Opinión

Otro ladrillo en la pared

Aún sigue incomodando a los pudientes la cita evangélica de que es más fácil que un camello entre por el ojo de una aguja que un rico entre en el cielo. Las viejas ciudades judías cerraban sus puertas del ocaso al alba pero los rezagados en son de paz podían pasar por unas estrechas agujas en los muros, incluso con un camello adelgazado por miles de kilómetros de caravana, descargado, desensillado y despellejado por tirones de las bridas y empujones por los cuartos traseros.

El primer urbanismo consistió en amurallar a quienes poblaban juntos. Hasta la mitad del siglo pasado el concepto del muro contra el miedo fue reverenciado como máxima militar: la línea del ingeniero Maginot para proteger Francia de Alemania, la Línea Sigfrido para resguardar Alemania de Francia, la línea Gótica para detener a los Aliados en Italia, o la Fortaleza Europea desde Narvik a San Juan de Luz, a la que los nazis olvidaron ponerle techo, gigantescos monumentos al hormigón armado y que no sirvieron absolutamente para nada. En la reciente visita real a Estados Unidos el presidente Trump insistía a Josep Borrell sobre la necesidad europea de levantar un muro norteafricano. Nuestro ministro de Asuntos Exteriores aducía amablemente que el Sahel era muy largo mientras echaba de menos la cartografía del Sahara que parte África.

Trump insistía en su muro y en el de los demás. La realidad es que el muro estadounidense frente a México ya existe, pero sin terminar, y lo construido está perforado por los túneles de los cárteles del narcotráfico. Si Trump logra dinero para el suyo habrá negocio para constructoras de ambas orillas del Río Grande pero el flujo de mesoamericanos y mexicanos continuará incluso por las costas expandiendo lo hispano, el español, el spanglish, que es lo que realmente preocupa a los votantes del inmobiliario.

Siete mil kilómetros de la Gran Muralla China (que no se ve desde la Luna) no bastaron a la dinastía Ming para salvarse del incordio mongol y la entrada final de los manchúes. A la proeza defensiva corresponde la futilidad histórica. El único muro que ha servido de luz y esperanza fue el de Berlín; aquella imagen de Kennedy junto al alcalde Willy Brandt, exclamando: “Yo también soy un berlinés”. Aquel muro cayó solo cuando un burócrata vocero oriental anunció paso libre siendo solo una intención.

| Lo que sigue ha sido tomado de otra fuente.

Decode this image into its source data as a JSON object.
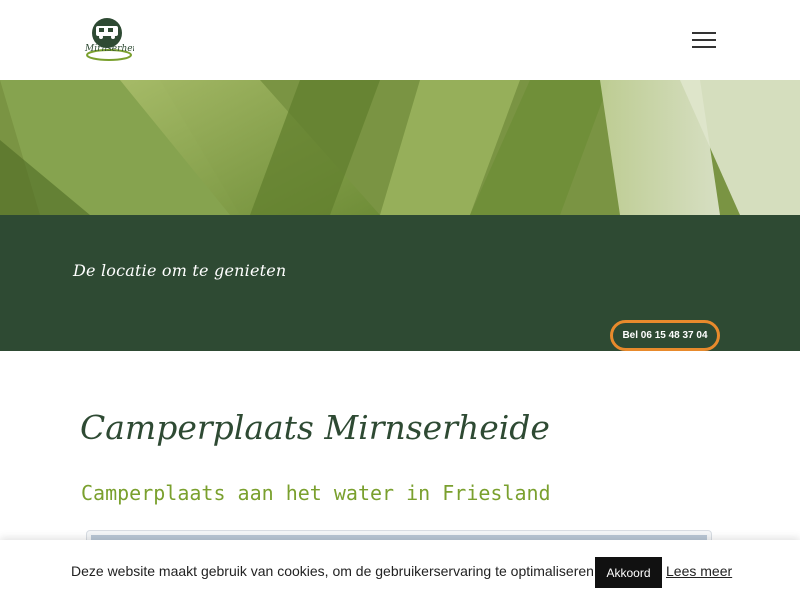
{
  "header": {
    "logo_icon": "camper-logo-icon",
    "logo_text": "Mirnserheide",
    "menu_icon": "hamburger-menu-icon"
  },
  "hero": {
    "tagline": "De locatie om te genieten",
    "call_button": "Bel 06 15 48 37 04"
  },
  "main": {
    "title": "Camperplaats Mirnserheide",
    "subtitle": "Camperplaats aan het water in Friesland"
  },
  "cookie": {
    "text": "Deze website maakt gebruik van cookies, om de gebruikerservaring te optimaliseren.",
    "accept_label": "Akkoord",
    "more_label": "Lees meer"
  },
  "colors": {
    "dark_green": "#2e4a33",
    "accent_orange": "#e88a2c",
    "light_green": "#7aa02e"
  }
}
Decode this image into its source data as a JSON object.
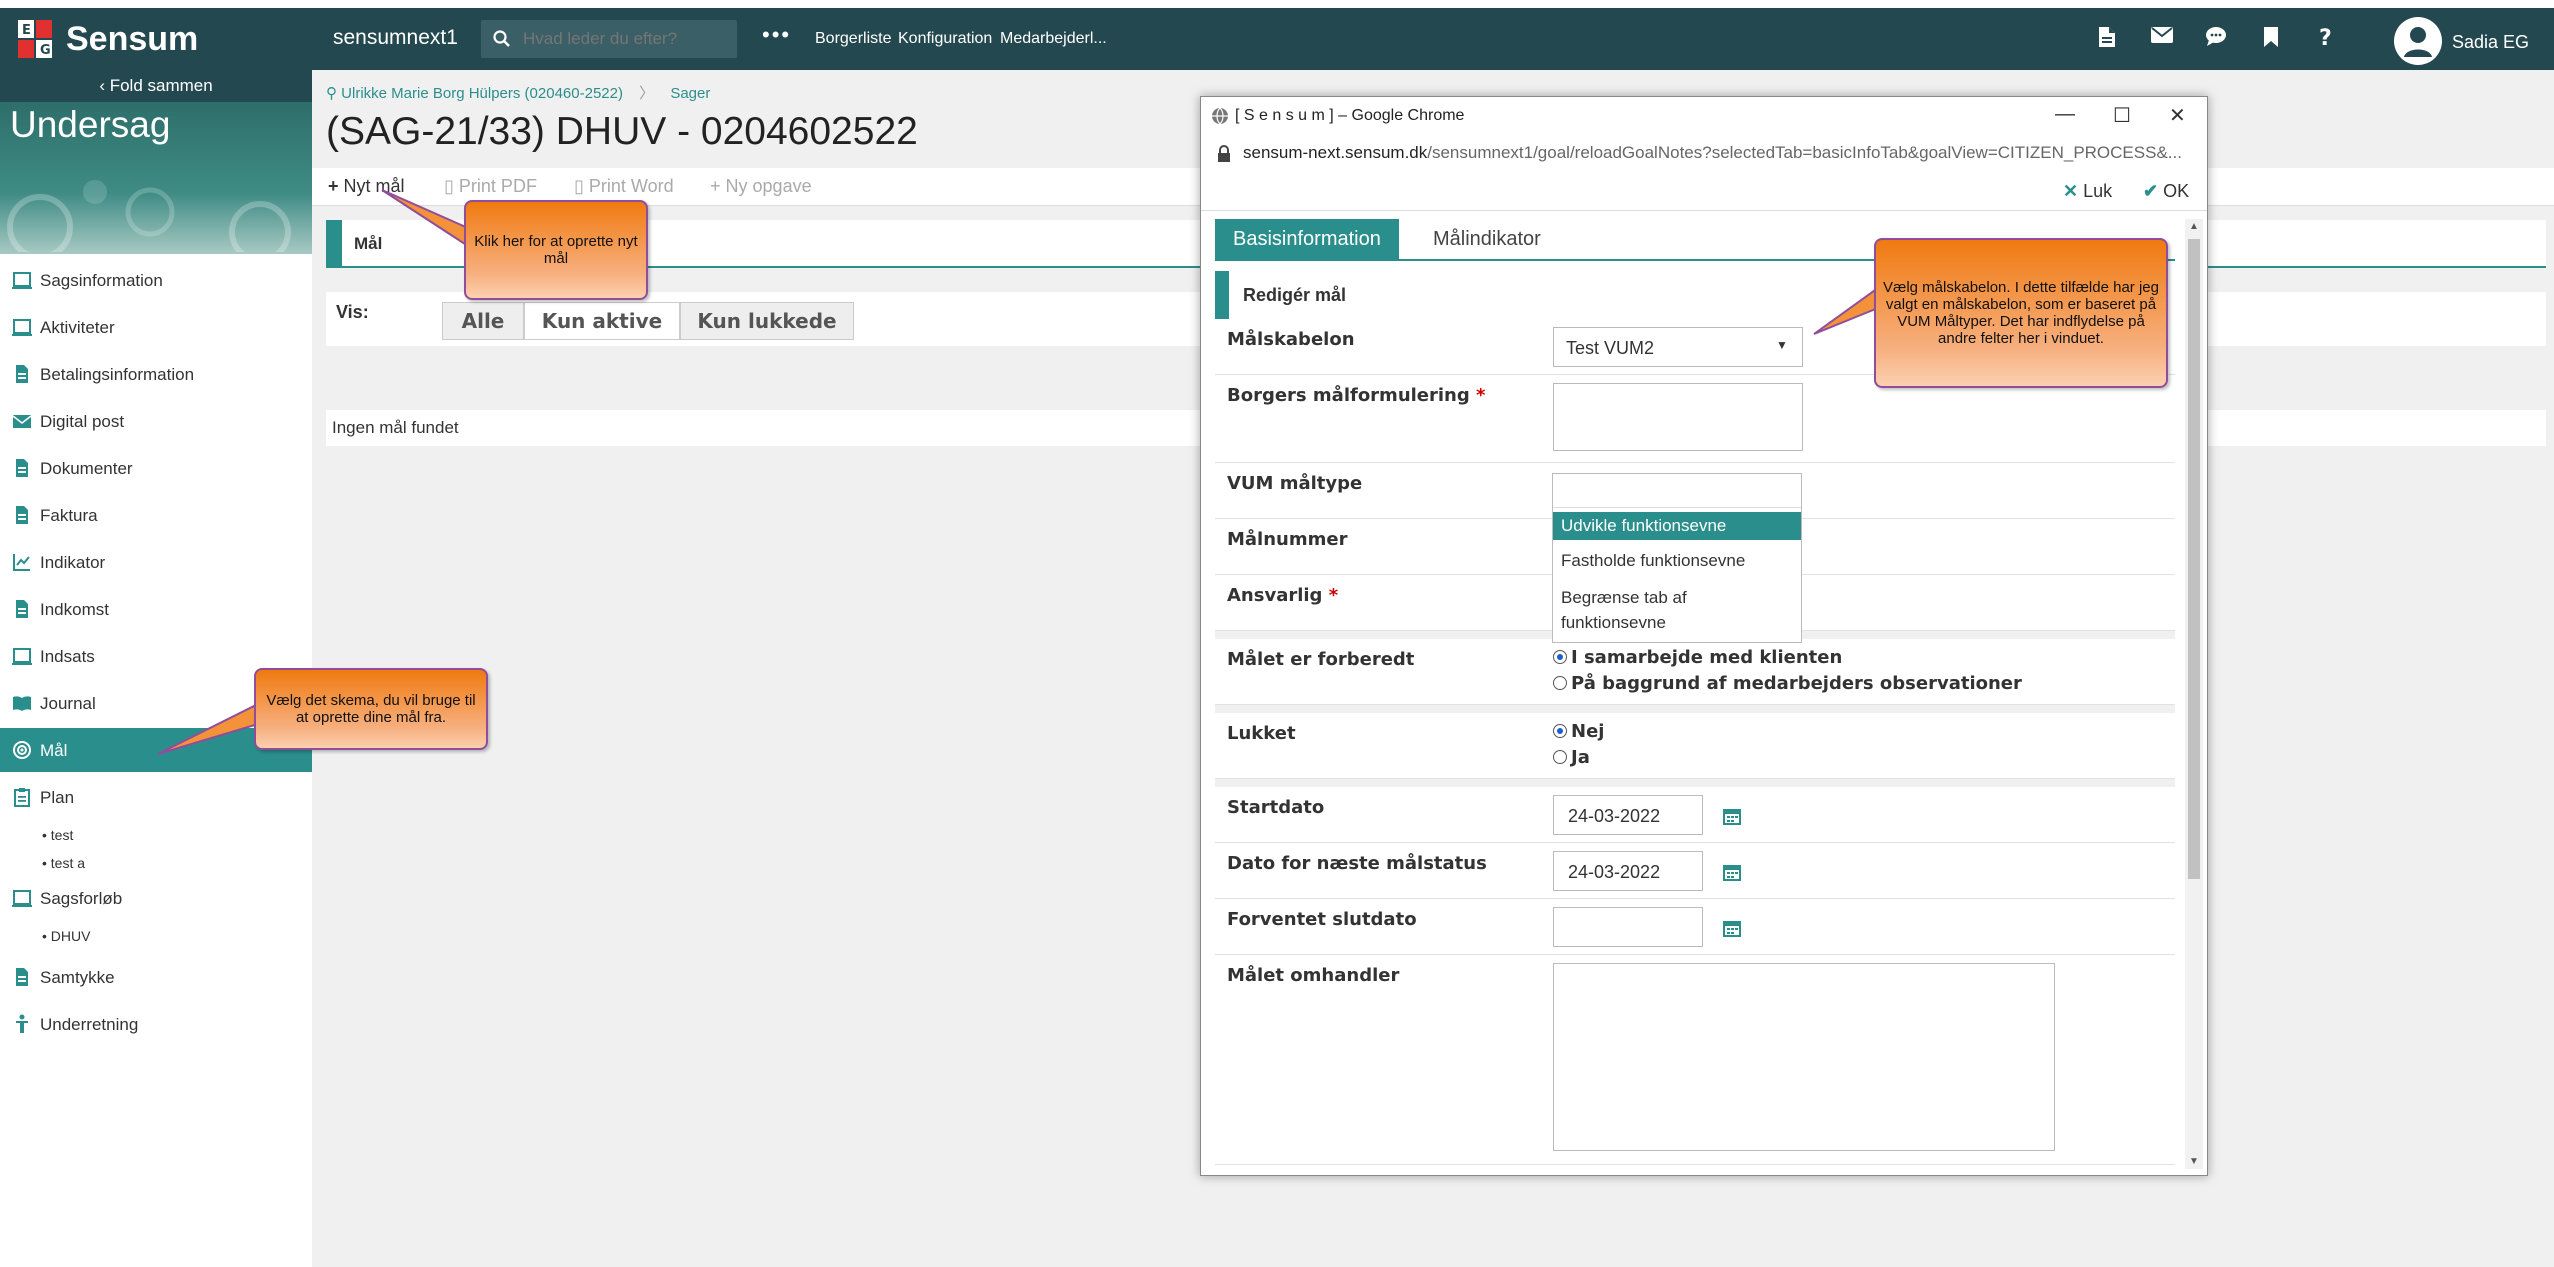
{
  "header": {
    "logo": "Sensum",
    "system": "sensumnext1",
    "search_placeholder": "Hvad leder du efter?",
    "more": "•••",
    "nav": [
      "Borgerliste",
      "Konfiguration",
      "Medarbejderl..."
    ],
    "user": "Sadia EG"
  },
  "sidebar": {
    "fold": "Fold sammen",
    "title": "Undersag",
    "items": [
      {
        "label": "Sagsinformation",
        "icon": "case-icon"
      },
      {
        "label": "Aktiviteter",
        "icon": "activity-icon"
      },
      {
        "label": "Betalingsinformation",
        "icon": "document-icon"
      },
      {
        "label": "Digital post",
        "icon": "envelope-icon"
      },
      {
        "label": "Dokumenter",
        "icon": "document-icon"
      },
      {
        "label": "Faktura",
        "icon": "document-icon"
      },
      {
        "label": "Indikator",
        "icon": "chart-icon"
      },
      {
        "label": "Indkomst",
        "icon": "document-icon"
      },
      {
        "label": "Indsats",
        "icon": "case-icon"
      },
      {
        "label": "Journal",
        "icon": "book-icon"
      },
      {
        "label": "Mål",
        "icon": "target-icon"
      },
      {
        "label": "Plan",
        "icon": "clipboard-icon"
      },
      {
        "label": "Sagsforløb",
        "icon": "case-icon"
      },
      {
        "label": "Samtykke",
        "icon": "document-icon"
      },
      {
        "label": "Underretning",
        "icon": "person-icon"
      }
    ],
    "plan_sub": [
      "• test",
      "• test a"
    ],
    "forlob_sub": [
      "• DHUV"
    ]
  },
  "main": {
    "breadcrumb": [
      "Ulrikke Marie Borg Hülpers (020460-2522)",
      "Sager"
    ],
    "title": "(SAG-21/33) DHUV - 0204602522",
    "toolbar": {
      "new_goal": "Nyt mål",
      "print_pdf": "Print PDF",
      "print_word": "Print Word",
      "new_task": "Ny opgave"
    },
    "section": "Mål",
    "vis_label": "Vis:",
    "filters": [
      "Alle",
      "Kun aktive",
      "Kun lukkede"
    ],
    "empty": "Ingen mål fundet"
  },
  "callouts": {
    "new_goal": "Klik her for at oprette nyt mål",
    "choose_schema": "Vælg det skema, du vil bruge til at oprette dine mål fra.",
    "template": "Vælg målskabelon. I dette tilfælde har jeg valgt en målskabelon, som er baseret på VUM Måltyper. Det har indflydelse på andre felter her i vinduet."
  },
  "popup": {
    "window_title": "[ S e n s u m ] – Google Chrome",
    "url_host": "sensum-next.sensum.dk",
    "url_path": "/sensumnext1/goal/reloadGoalNotes?selectedTab=basicInfoTab&goalView=CITIZEN_PROCESS&...",
    "close": "Luk",
    "ok": "OK",
    "tabs": [
      "Basisinformation",
      "Målindikator"
    ],
    "form_title": "Redigér mål",
    "fields": {
      "template_label": "Målskabelon",
      "template_value": "Test VUM2",
      "formulation_label": "Borgers målformulering",
      "vum_label": "VUM måltype",
      "number_label": "Målnummer",
      "responsible_label": "Ansvarlig",
      "prepared_label": "Målet er forberedt",
      "closed_label": "Lukket",
      "start_label": "Startdato",
      "start_value": "24-03-2022",
      "next_status_label": "Dato for næste målstatus",
      "next_status_value": "24-03-2022",
      "end_label": "Forventet slutdato",
      "about_label": "Målet omhandler"
    },
    "req_mark": "*",
    "vum_options": [
      "Udvikle funktionsevne",
      "Fastholde funktionsevne",
      "Begrænse tab af funktionsevne"
    ],
    "prepared_options": [
      "I samarbejde med klienten",
      "På baggrund af medarbejders observationer"
    ],
    "closed_options": [
      "Nej",
      "Ja"
    ]
  },
  "colors": {
    "topbar": "#23484f",
    "accent": "#2a8f8c",
    "callout": "#f07a10"
  }
}
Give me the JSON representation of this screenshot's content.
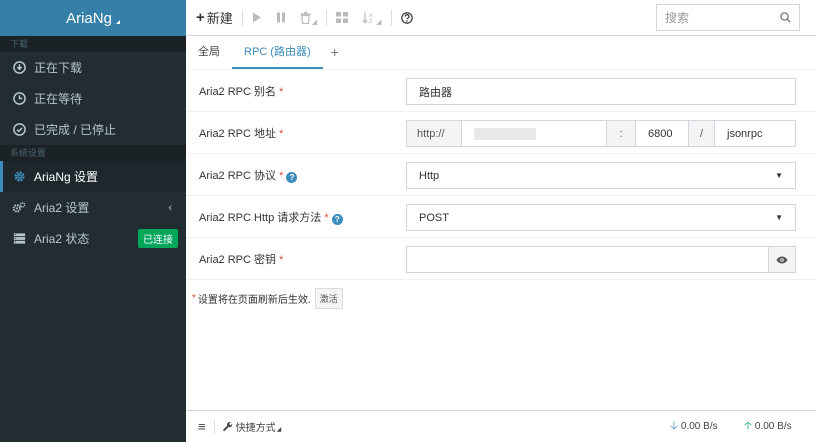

Los beneficiarios del comunismo abarrotaron el estadounidense Charlie point, los túneles del metro y treparon la valla de concreto ante unos vopos estupefactos que no habían recibido órdenes de nada ni nadie.

Vox carece de precedentes electorales (Andalucía es un resultado más inestable que la nitroglicerina) y ha de hacer campaña inventándose cada mañana una tamborrada, una batucada, una machada, para que se hable de ellos aunque sea mal, coincidiendo con las izquierdas encantadas de rasgarse las vestiduras ante la amenaza de los bárbaros, punta de lanza de todas las detestables derechas que en España han sido.

Muros en Ceuta y Melilla y sufragados por los marroquíes es una proposición para analfabetos, ya que Ceuta cuenta con un consistente doble muro de alambradas aún con concertinas y con la Policía marroquí dando los palos que no da la Guardia Civil. Como el barón de Munchausen, Santiago Abascal es capaz de salir de un pozo tirando hacia arriba de sus cabellos. Contra el murismo solo cabe un agradable antídoto: “otro ladrillo en la pared”, el rock sinfónico The Wall,  de Pink Floid.